The thing is while we have been arguing about capitalism and feeling powerless, the Junior School has been out there picking up litter. Their eco team has been clearing up the Senior School’s mess - and they’re not happy about it. It’s just another case leaving it to the younger generation! We should be out there and doing something about it ourselves!

Meat-free Monday has already helped hugely. Cows are one of the biggest threats to our planet. They produce Methane, a gas 21 times more deadly to our environment than CO2 emissions. As a school, by following the ever-growing trend of vegetarianism, we have vastly contributed to saving the place we live. In just the ten meat-free Monday’s so far this year, we have reduced our meat consumption by approximately 700kg. Thank you for taking part in this. Just by cutting your daily intake of meat to 50g a day, you can reduce your carbon footprint by 35%, saving almost a tonne of carbon dioxide each year.

The attitude that one person won’t make a difference is holding us back. Don’t listen to small minded people discussing a matter as big as climate change.

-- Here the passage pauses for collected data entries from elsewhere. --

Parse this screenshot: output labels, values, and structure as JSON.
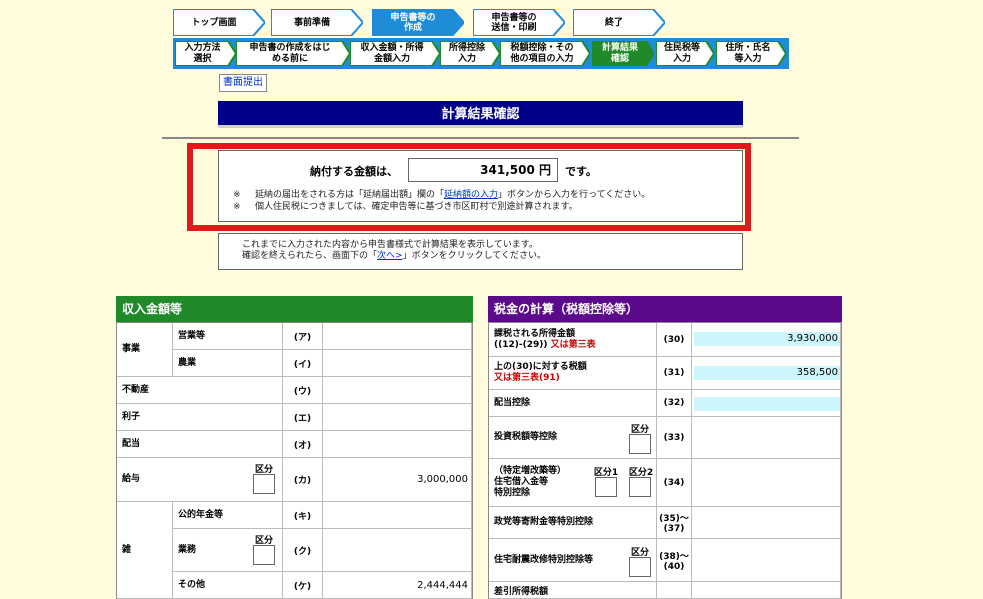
{
  "steps": [
    {
      "label": "トップ画面",
      "state": "done"
    },
    {
      "label": "事前準備",
      "state": "done"
    },
    {
      "label": "申告書等の作成",
      "state": "active"
    },
    {
      "label": "申告書等の送信・印刷",
      "state": "todo"
    },
    {
      "label": "終了",
      "state": "todo"
    }
  ],
  "substeps": [
    {
      "label": "入力方法選択",
      "state": "done"
    },
    {
      "label": "申告書の作成をはじめる前に",
      "state": "done"
    },
    {
      "label": "収入金額・所得金額入力",
      "state": "done"
    },
    {
      "label": "所得控除入力",
      "state": "done"
    },
    {
      "label": "税額控除・その他の項目の入力",
      "state": "done"
    },
    {
      "label": "計算結果確認",
      "state": "active"
    },
    {
      "label": "住民税等入力",
      "state": "todo"
    },
    {
      "label": "住所・氏名等入力",
      "state": "todo"
    }
  ],
  "step_labels": {
    "s0": "トップ画面",
    "s1": "事前準備",
    "s2a": "申告書等の",
    "s2b": "作成",
    "s3a": "申告書等の",
    "s3b": "送信・印刷",
    "s4": "終了",
    "u0a": "入力方法",
    "u0b": "選択",
    "u1a": "申告書の作成をはじ",
    "u1b": "める前に",
    "u2a": "収入金額・所得",
    "u2b": "金額入力",
    "u3a": "所得控除",
    "u3b": "入力",
    "u4a": "税額控除・その",
    "u4b": "他の項目の入力",
    "u5a": "計算結果",
    "u5b": "確認",
    "u6a": "住民税等",
    "u6b": "入力",
    "u7a": "住所・氏名",
    "u7b": "等入力"
  },
  "shomen_button": "書面提出",
  "page_title": "計算結果確認",
  "payment": {
    "prefix": "納付する金額は、",
    "amount": "341,500 円",
    "suffix": "です。",
    "note1_pre": "延納の届出をされる方は「延納届出額」欄の「",
    "note1_link": "延納額の入力",
    "note1_post": "」ボタンから入力を行ってください。",
    "note2": "個人住民税につきましては、確定申告等に基づき市区町村で別途計算されます。",
    "mark": "※"
  },
  "info": {
    "line1": "これまでに入力された内容から申告書様式で計算結果を表示しています。",
    "line2_pre": "確認を終えられたら、画面下の「",
    "line2_link": "次へ>",
    "line2_post": "」ボタンをクリックしてください。"
  },
  "income": {
    "title": "収入金額等",
    "kubun": "区分",
    "rows": {
      "jigyo": "事業",
      "eigyo": "営業等",
      "eigyo_code": "(ア)",
      "nogyo": "農業",
      "nogyo_code": "(イ)",
      "fudosan": "不動産",
      "fudosan_code": "(ウ)",
      "rishi": "利子",
      "rishi_code": "(エ)",
      "haito": "配当",
      "haito_code": "(オ)",
      "kyuyo": "給与",
      "kyuyo_code": "(カ)",
      "kyuyo_val": "3,000,000",
      "zatsu": "雑",
      "nenkin": "公的年金等",
      "nenkin_code": "(キ)",
      "gyomu": "業務",
      "gyomu_code": "(ク)",
      "sonota": "その他",
      "sonota_code": "(ケ)",
      "sonota_val": "2,444,444"
    }
  },
  "tax": {
    "title": "税金の計算（税額控除等）",
    "kubun": "区分",
    "kubun1": "区分1",
    "kubun2": "区分2",
    "rows": {
      "r30a": "課税される所得金額",
      "r30b": "((12)-(29))",
      "r30c": "又は第三表",
      "r30_code": "(30)",
      "r30_val": "3,930,000",
      "r31a": "上の(30)に対する税額",
      "r31b": "又は第三表(91)",
      "r31_code": "(31)",
      "r31_val": "358,500",
      "r32": "配当控除",
      "r32_code": "(32)",
      "r33": "投資税額等控除",
      "r33_code": "(33)",
      "r34a": "（特定増改築等）",
      "r34b": "住宅借入金等",
      "r34c": "特別控除",
      "r34_code": "(34)",
      "r35": "政党等寄附金等特別控除",
      "r35_code_a": "(35)～",
      "r35_code_b": "(37)",
      "r38": "住宅耐震改修特別控除等",
      "r38_code_a": "(38)～",
      "r38_code_b": "(40)",
      "r41": "差引所得税額"
    }
  },
  "colors": {
    "bg": "#fefcdc",
    "step_active": "#1f8cd8",
    "green": "#208a2a",
    "purple": "#5a0a8a",
    "navy": "#000088",
    "alert": "#e01a1a",
    "cyan": "#ccf6fc"
  }
}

And imagine if people could think about clothes in the same way. Factories are legally required to clean up their waste but the lack of law enforcement means that this rarely happens. Places like the Citarium River in Indonesia, home to 2,000 industrial factories, are now completely unliveable for wildlife. Both fisherman and locals scavenge the waste-filled river for food. Use more sustainable methods for both buying and re-homing clothes such as Depop or charity shops. Step in the right direction for the worlds most polluted river, act locally but think globally.

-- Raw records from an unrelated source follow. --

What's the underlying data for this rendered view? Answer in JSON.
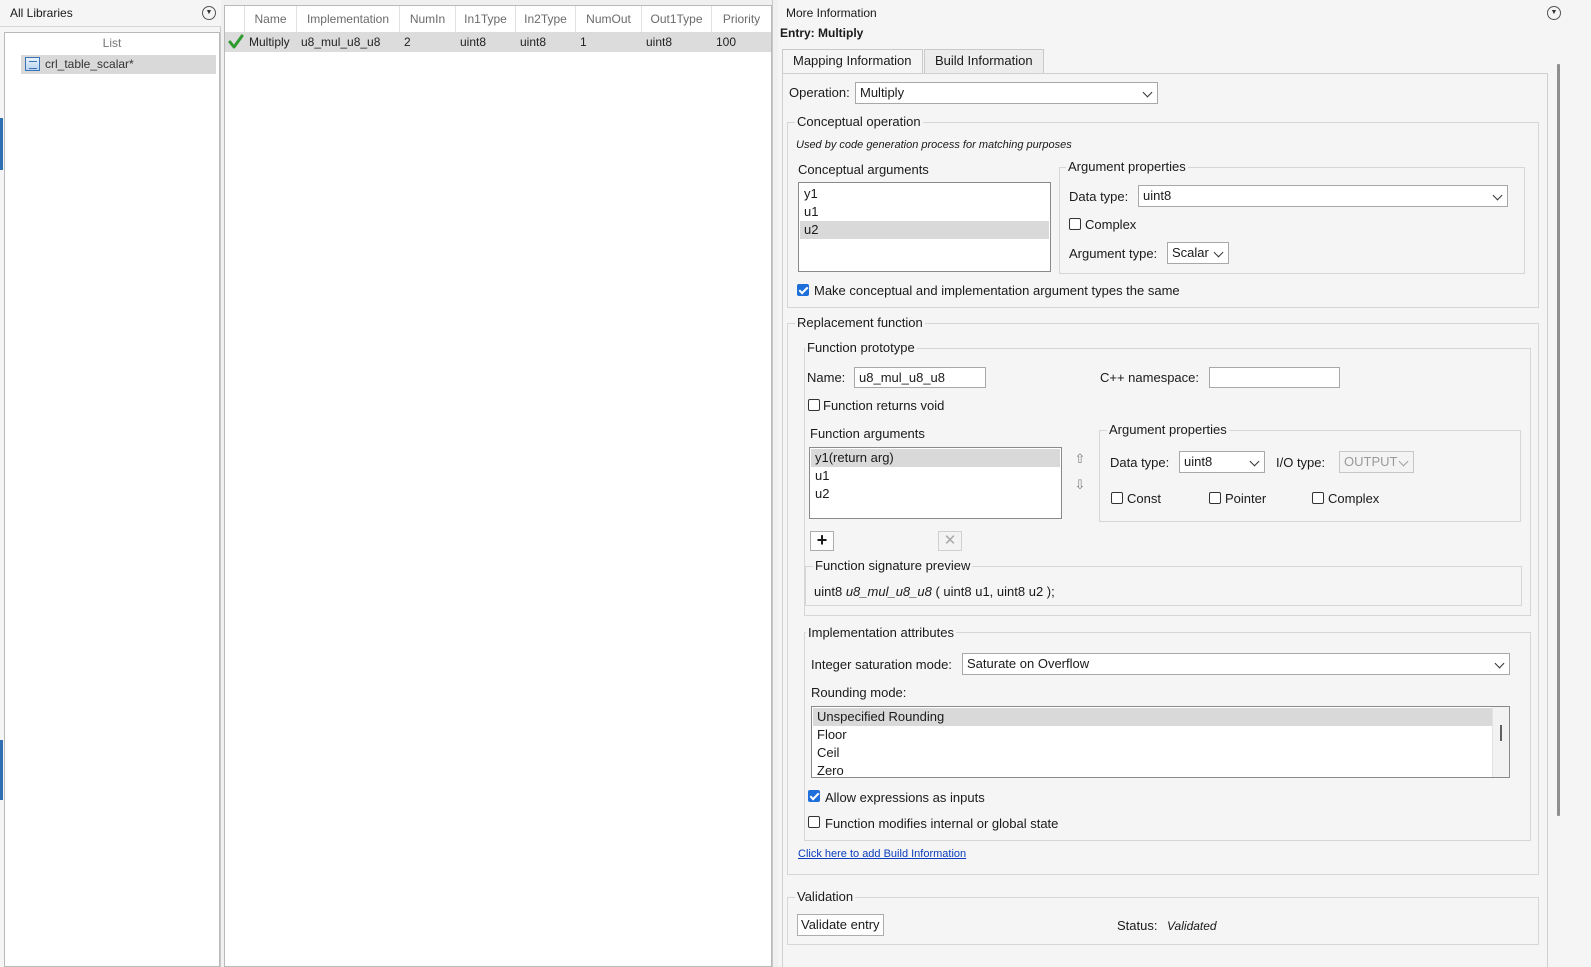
{
  "library": {
    "title": "All Libraries",
    "list_header": "List",
    "items": [
      {
        "label": "crl_table_scalar*"
      }
    ]
  },
  "table": {
    "columns": [
      "Name",
      "Implementation",
      "NumIn",
      "In1Type",
      "In2Type",
      "NumOut",
      "Out1Type",
      "Priority"
    ],
    "rows": [
      {
        "status": "check-icon",
        "Name": "Multiply",
        "Implementation": "u8_mul_u8_u8",
        "NumIn": "2",
        "In1Type": "uint8",
        "In2Type": "uint8",
        "NumOut": "1",
        "Out1Type": "uint8",
        "Priority": "100"
      }
    ]
  },
  "info": {
    "title": "More Information",
    "entry": "Entry: Multiply",
    "tabs": [
      "Mapping Information",
      "Build Information"
    ],
    "operation": {
      "label": "Operation:",
      "value": "Multiply"
    },
    "conceptual": {
      "legend": "Conceptual operation",
      "hint": "Used by code generation process for matching purposes",
      "args_label": "Conceptual arguments",
      "args": [
        "y1",
        "u1",
        "u2"
      ],
      "selected_index": 2,
      "props_legend": "Argument properties",
      "datatype_label": "Data type:",
      "datatype_value": "uint8",
      "complex_label": "Complex",
      "complex_checked": false,
      "argtype_label": "Argument type:",
      "argtype_value": "Scalar",
      "same_label": "Make conceptual and implementation argument types the same",
      "same_checked": true
    },
    "replacement": {
      "legend": "Replacement function",
      "proto_legend": "Function prototype",
      "name_label": "Name:",
      "name_value": "u8_mul_u8_u8",
      "ns_label": "C++ namespace:",
      "ns_value": "",
      "void_label": "Function returns void",
      "void_checked": false,
      "args_label": "Function arguments",
      "args": [
        "y1(return arg)",
        "u1",
        "u2"
      ],
      "selected_index": 0,
      "props_legend": "Argument properties",
      "datatype_label": "Data type:",
      "datatype_value": "uint8",
      "iotype_label": "I/O type:",
      "iotype_value": "OUTPUT",
      "const_label": "Const",
      "pointer_label": "Pointer",
      "complex_label": "Complex",
      "signature_legend": "Function signature preview",
      "sig_ret": "uint8",
      "sig_name": "u8_mul_u8_u8",
      "sig_args": "( uint8 u1, uint8 u2 );"
    },
    "impl": {
      "legend": "Implementation attributes",
      "sat_label": "Integer saturation mode:",
      "sat_value": "Saturate on Overflow",
      "rounding_label": "Rounding mode:",
      "rounding_options": [
        "Unspecified Rounding",
        "Floor",
        "Ceil",
        "Zero"
      ],
      "rounding_selected": 0,
      "allow_expr_label": "Allow expressions as inputs",
      "allow_expr_checked": true,
      "modifies_label": "Function modifies internal or global state",
      "modifies_checked": false
    },
    "build_link": "Click here to add Build Information",
    "validation": {
      "legend": "Validation",
      "button": "Validate entry",
      "status_label": "Status:",
      "status_value": "Validated"
    }
  },
  "colors": {
    "accent": "#1e6fd9",
    "selection": "#d9d9d9",
    "link": "#0b3dbd",
    "check": "#2e9b2e"
  }
}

And thinking of plastic, we’ve already changed to Vegware products in the Great Hall. Imagine if we could eliminate plastic from the JCR? And if everyone could master the recycling system - cream bin for paper and recyclables, grey bin for landfill. I mean. It’s not hard - and all it takes is for one item put in the wrong bin to contaminate it and undermine everyone else’s efforts.

But it’s the cars that really grind my gears! All those single car journeys, all that idling - engines running, exhausts belching. People are trying - and we’ve been awarded a prize for sustainable school transport in Bristol, if you can believe it - but imagine if EVERYONE decided to take it seriously. Walk if you can walk, cycle, catch the bus. We can defy the carbon economy with an individual action.

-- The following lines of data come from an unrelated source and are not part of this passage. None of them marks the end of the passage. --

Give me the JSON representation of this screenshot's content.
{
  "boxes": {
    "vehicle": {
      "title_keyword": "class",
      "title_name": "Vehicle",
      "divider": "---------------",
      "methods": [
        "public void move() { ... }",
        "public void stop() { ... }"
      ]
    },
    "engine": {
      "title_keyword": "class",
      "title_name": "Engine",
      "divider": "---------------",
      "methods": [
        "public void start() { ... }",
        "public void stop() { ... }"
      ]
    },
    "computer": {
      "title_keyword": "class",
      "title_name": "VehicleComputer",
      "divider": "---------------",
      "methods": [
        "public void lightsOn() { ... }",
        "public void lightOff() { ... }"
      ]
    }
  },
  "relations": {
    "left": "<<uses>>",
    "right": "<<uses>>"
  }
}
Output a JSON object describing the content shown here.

At the end of the day, taking part in protests on College Green and posting messages on social media is good. However, if you wait for the government to act – for other people to act – nothing will be achieved. Raising awareness is helpful and please continue to do this, but what we’re proposing is consistent, meaningful action at a time when it is necessary.

The Senior School Environmental club meets on Mondays at 2pm in J15 for Year 11 to Upper Sixth and on Thursday at 2pm in P15 for Year 7 to 11; come along to find out more about gaining Eco Schools Green Flag Status, Surfers Against Sewage Plastic Free School status, listen to external speakers, organise beach cleans, litter picks and other sustainability projects.

And we’re catching up with the Infants and Juniors by getting involved with the Eco Schools Programme. Each year-group has a representative – their names and photos are on the Eco board in the main School corridor. This year our target areas are waste, biodiversity and transport. If you want to get more involved, go along to the clubs and seek out your eco-rep - we need passionate people with big ideas and broad minds.

One thing is clear: we can’t just buy more green products and pretend everything’s okay. There is no ethical consumerism! But we can align our individual actions with our political beliefs, we can act with unity. Look around the stage. We’re already many. Things (people, actions, plastic cups) do not exist in isolation - they are part of the world, connected in so many complex ways to a thousand other beings. Let’s live in this spirit. Let’s act as if we matter!